A minuta divulgada no início do ano previa que críticas ao desempenho da administração pública, mesmo impulsionadas por pessoas físicas, não configurariam propaganda eleitoral antecipada negativa, desde que não houvesse elementos ligados à disputa.
“Não caracteriza propaganda eleitoral antecipada negativa a crítica ao desempenho da administração pública, realizada por pessoa natural, ainda que ocorra a contratação de impulsionamento, desde que ausentes elementos relacionados à disputa eleitoral”, diz o documento.
O trecho, no entanto, foi retirado da versão final aprovada pela Corte.
O ponto vinha sendo criticado por parlamentares e integrantes do Partido dos Trabalhadores (PT).
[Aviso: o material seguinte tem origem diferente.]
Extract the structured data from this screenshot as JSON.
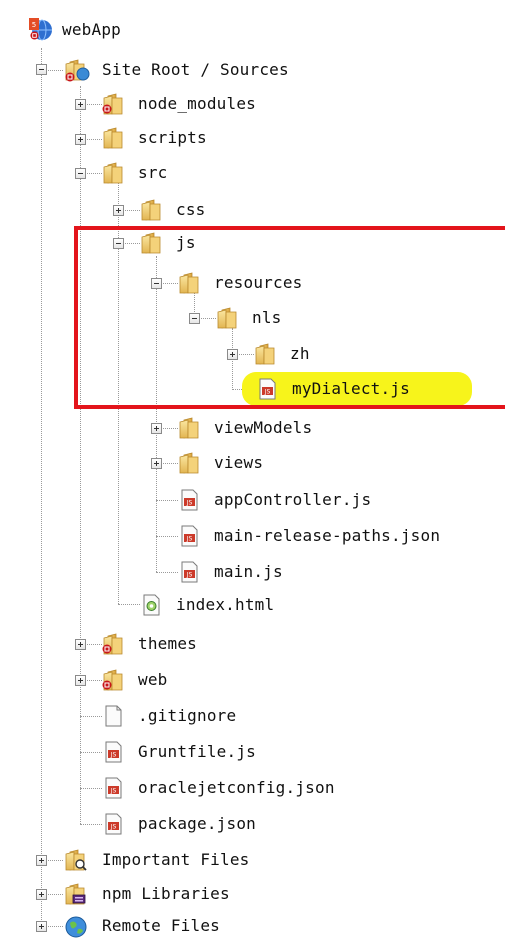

A ministra da Secretaria de Relações Institucionais, Gleisi Hoffmann, afirmou que a possibilidade era “muito preocupante”.
Nesta semana, o PT acionou o TSE contra políticos por impulsionamento de publicações com críticas ao presidente Lula após o desfile da escola de samba Acadêmicos de Niterói, no Rio.
Uso da IA
Na segunda, 2, o TSE aprovou uma proposta de resolução que atualiza as regras de propaganda eleitoral para as eleições de 2026, com foco no uso de inteligência artificial (IA).
Sob relatoria do ministro Kassio Nunes Marques, o texto proíbe, nas 72 horas que antecedem o pleito e nas 24 horas posteriores ao seu encerramento, a publicação, republicação ou o impulsionamento de novos conteúdos produzidos ou alterados por IA.
A norma também determina que qualquer propaganda que utilize imagem, voz ou conteúdo manipulados por inteligência artificial deverá informar, de forma “explícita, destacada e acessível”, que se trata de material fabricado ou alterado, indicando ainda qual tecnologia foi empregada — exigência que se estende inclusive aos materiais impressos.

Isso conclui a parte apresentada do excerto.